Thursday, June 25, 2020

Who will get the Vaccines?

 Billions of dollars are flowing into research to develop a vaccine for COVID-19 and over 100 efforts are under way. But how will these vaccines reach the poorest people on the planet?

 Ask pharmaceutical corporations about how they will ensure access to Covid-19 vaccines, and they say “Gavi”. Ask the wealthiest governments in the world what they are doing to ensure global equity, and they too say “Gavi”.

Gavi, the Vaccines Alliance, is a 20-year old public-private partnership that believes the marriage of markets and philanthropy will bring vaccines to everyone in the world. At the Global Vaccine Summit held earlier this month, Gavi raised a record-breaking $8.8bn.   Gavi launched its newest initiative, a fund for future Covid-19 vaccines – the Covax Facility – which invites countries to invest in a wide portfolio of potential vaccines, pool their risk, and gain dedicated access to eventual products.

Pharmaceutical companies say they will make no money off the pandemic, that they will supply vaccines at a cost. Yet, they have already seen multibillion dollar increases in their market capitalisation, and are unwilling to relinquish the monopolies that drive their outsize profits. Leaders of rich countries (apart from the US) have said all the right things about equitable access to vaccines. Yet they are entering into multiple advance deals to stock up on possibly far more vaccines than they will ever need

The first deal – a US$750m agreement with AstraZeneca for 300 million doses of the potential Oxford University vaccine – was heralded as a commitment by industry to meet the needs of the world’s poorest countries. But it came at a high price, representing only a minor discount over the full price paid by the US government. The problem is, we know very little about this deal because the agreement isn’t public, despite all the public money involved. We don’t know if, for example, AstraZeneca gets to keep the money if its vaccine fails. We don’t even know for a fact that all the vaccines bought are intended for use in poor countries.

The World Health Organization’s forthcoming Global Allocation Framework will specify that the most vulnerable people in the world be given the vaccines first and in a fair and equitable way.  Yet, a report prepared for the Gavi board meeting that starts this week, and circulated ahead by Gavi to stakeholders, including civil society organisations, proposes that rich countries can ignore the WHO framework, with only poor countries having to abide by it.
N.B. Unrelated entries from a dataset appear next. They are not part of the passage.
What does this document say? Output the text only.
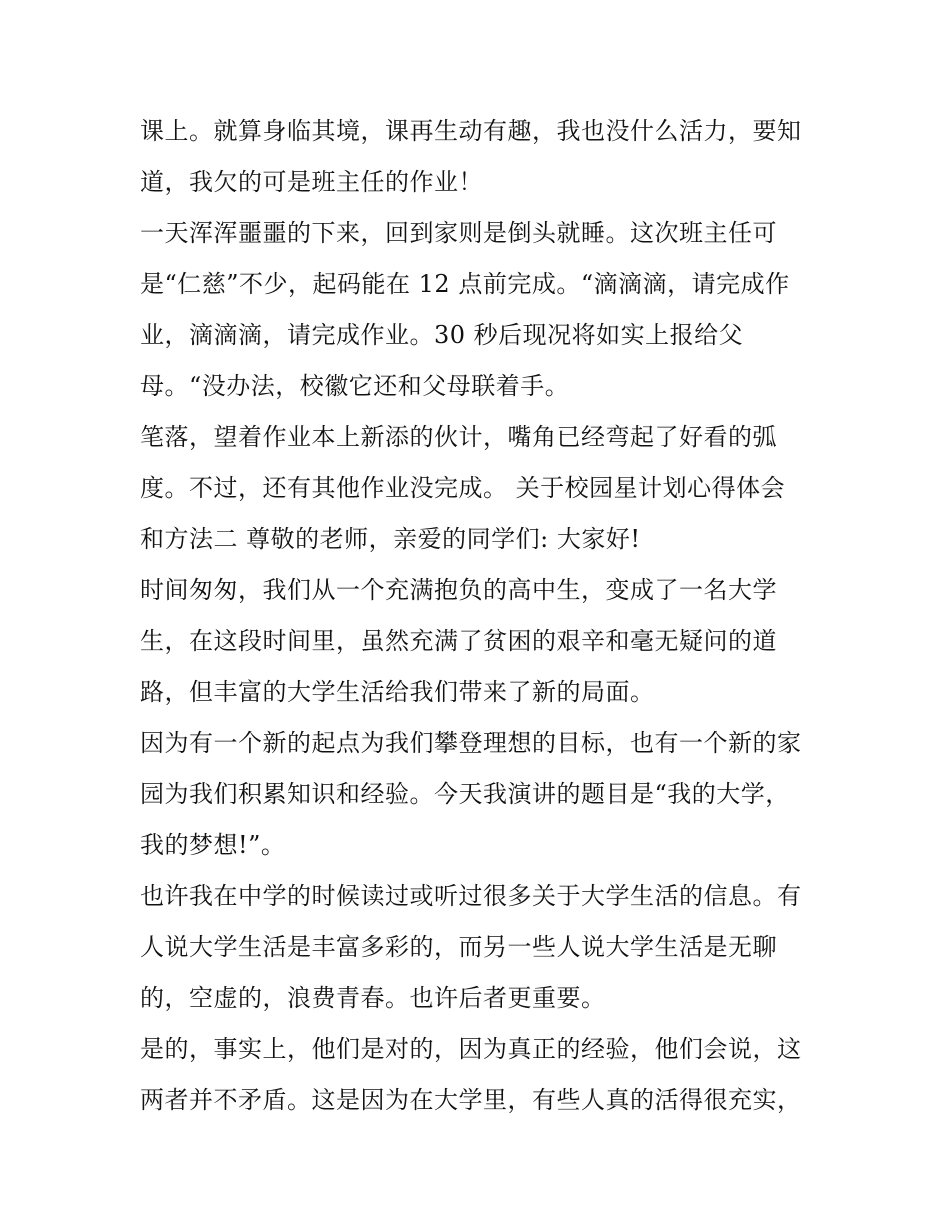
课上。就算身临其境，课再生动有趣，我也没什么活力，要知
道，我欠的可是班主任的作业！
一天浑浑噩噩的下来，回到家则是倒头就睡。这次班主任可
是“仁慈”不少，起码能在 12 点前完成。“滴滴滴，请完成作
业，滴滴滴，请完成作业。30 秒后现况将如实上报给父
母。“没办法，校徽它还和父母联着手。
笔落，望着作业本上新添的伙计，嘴角已经弯起了好看的弧
度。不过，还有其他作业没完成。 关于校园星计划心得体会
和方法二 尊敬的老师，亲爱的同学们: 大家好!
时间匆匆，我们从一个充满抱负的高中生，变成了一名大学
生，在这段时间里，虽然充满了贫困的艰辛和毫无疑问的道
路，但丰富的大学生活给我们带来了新的局面。
因为有一个新的起点为我们攀登理想的目标，也有一个新的家
园为我们积累知识和经验。今天我演讲的题目是“我的大学，
我的梦想!”。
也许我在中学的时候读过或听过很多关于大学生活的信息。有
人说大学生活是丰富多彩的，而另一些人说大学生活是无聊
的，空虚的，浪费青春。也许后者更重要。
是的，事实上，他们是对的，因为真正的经验，他们会说，这
两者并不矛盾。这是因为在大学里，有些人真的活得很充实，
According to the document, it seems Gavi will allocate rich countries enough vaccines for a fixed percentage of their population, which their “national advisory bodies” will decide. Poor countries, meanwhile, will only get vaccines for their highest priority people, after demonstrating proof.

Rich countries are “encouraged (but not required)” to donate vaccines if they have more than they need, but we do not know when poor countries will get these donated vaccines: will it be at the same time as the rich countries, or only after they have used up all the vaccines they need? 
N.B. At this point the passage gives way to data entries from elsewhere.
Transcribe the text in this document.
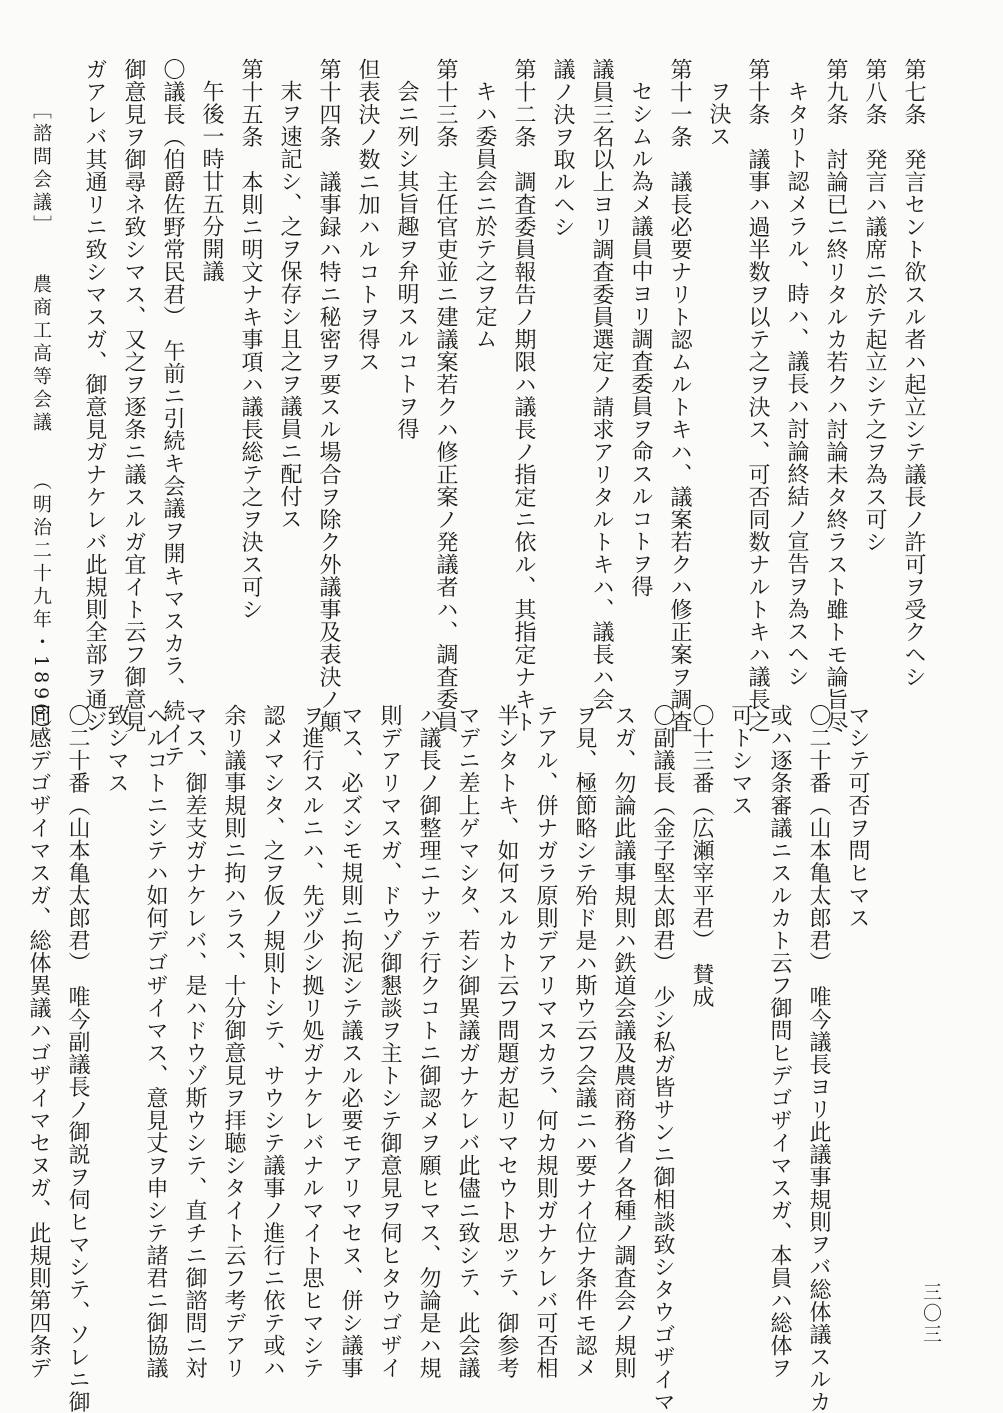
第七条　発言セント欲スル者ハ起立シテ議長ノ許可ヲ受クヘシ
第八条　発言ハ議席ニ於テ起立シテ之ヲ為ス可シ
第九条　討論已ニ終リタルカ若クハ討論未タ終ラスト雖トモ論旨尽
キタリト認メラル、時ハ、議長ハ討論終結ノ宣告ヲ為スヘシ
第十条　議事ハ過半数ヲ以テ之ヲ決ス、可否同数ナルトキハ議長之
ヲ決ス
第十一条　議長必要ナリト認ムルトキハ、議案若クハ修正案ヲ調査
セシムル為メ議員中ヨリ調査委員ヲ命スルコトヲ得
議員三名以上ヨリ調査委員選定ノ請求アリタルトキハ、議長ハ会
議ノ決ヲ取ルヘシ
第十二条　調査委員報告ノ期限ハ議長ノ指定ニ依ル、其指定ナキト
キハ委員会ニ於テ之ヲ定ム
第十三条　主任官吏並ニ建議案若クハ修正案ノ発議者ハ、調査委員
会ニ列シ其旨趣ヲ弁明スルコトヲ得
但表決ノ数ニ加ハルコトヲ得ス
第十四条　議事録ハ特ニ秘密ヲ要スル場合ヲ除ク外議事及表決ノ顛
末ヲ速記シ、之ヲ保存シ且之ヲ議員ニ配付ス
第十五条　本則ニ明文ナキ事項ハ議長総テ之ヲ決ス可シ
午後一時廿五分開議
〇議長（伯爵佐野常民君）　午前ニ引続キ会議ヲ開キマスカラ、続イテ
御意見ヲ御尋ネ致シマス、又之ヲ逐条ニ議スルガ宜イト云フ御意見
ガアレバ其通リニ致シマスガ、御意見ガナケレバ此規則全部ヲ通ジ
マシテ可否ヲ問ヒマス
〇二十番（山本亀太郎君）　唯今議長ヨリ此議事規則ヲバ総体議スルカ
或ハ逐条審議ニスルカト云フ御問ヒデゴザイマスガ、本員ハ総体ヲ
可トシマス
〇十三番（広瀬宰平君）　賛成
〇副議長（金子堅太郎君）　少シ私ガ皆サンニ御相談致シタウゴザイマ
スガ、勿論此議事規則ハ鉄道会議及農商務省ノ各種ノ調査会ノ規則
ヲ見、極節略シテ殆ド是ハ斯ウ云フ会議ニハ要ナイ位ナ条件モ認メ
テアル、併ナガラ原則デアリマスカラ、何カ規則ガナケレバ可否相
半シタトキ、如何スルカト云フ問題ガ起リマセウト思ッテ、御参考
マデニ差上ゲマシタ、若シ御異議ガナケレバ此儘ニ致シテ、此会議
ハ議長ノ御整理ニナッテ行クコトニ御認メヲ願ヒマス、勿論是ハ規
則デアリマスガ、ドウゾ御懇談ヲ主トシテ御意見ヲ伺ヒタウゴザイ
マス、必ズシモ規則ニ拘泥シテ議スル必要モアリマセヌ、併シ議事
ヲ進行スルニハ、先ヅ少シ拠リ処ガナケレバナルマイト思ヒマシテ
認メマシタ、之ヲ仮ノ規則トシテ、サウシテ議事ノ進行ニ依テ或ハ
余リ議事規則ニ拘ハラス、十分御意見ヲ拝聴シタイト云フ考デアリ
マス、御差支ガナケレバ、是ハドウゾ斯ウシテ、直チニ御諮問ニ対
ヘルコトニシテハ如何デゴザイマス、意見丈ヲ申シテ諸君ニ御協議
致シマス
〇二十番（山本亀太郎君）　唯今副議長ノ御説ヲ伺ヒマシテ、ソレニ御
同感デゴザイマスガ、総体異議ハゴザイマセヌガ、此規則第四条デ
［諮問会議］ 農商工高等会議 （明治二十九年・1896）
三〇三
The prospect of a two-tiered system puts into question the fundamental issue that Gavi was founded to address: equitable access to vaccines.

Three decades of getting medicines and vaccines to poor people have revealed the problem and the solution: monopolies over vaccines in the pharmaceutical industry, enforced through patents which, when suspended, result in prices going down and supply going up. The rich countries and organisations who fund Gavi are equally culpable: the US, UK and EU have committed billions towards vaccine research, almost all of which has gone to private pharmaceutical companies – without any conditions to prevent them from monopolising their vaccines. All these countries have further stockpiled future vaccines by making direct deals with manufacturers, again without any access conditions whatsoever. At best, Gavi has failed at negotiating control over the vaccines it funds. At worst, it believes that pharmaceutical monopolies, which have thwarted equitable access, are somehow essential to achieving it.

Seth Berkley, the Gavi CEO, cannot claim to want “the world to come together” with “no barriers” while failing to tackle both rich country nationalism and pharmaceutical industry greed.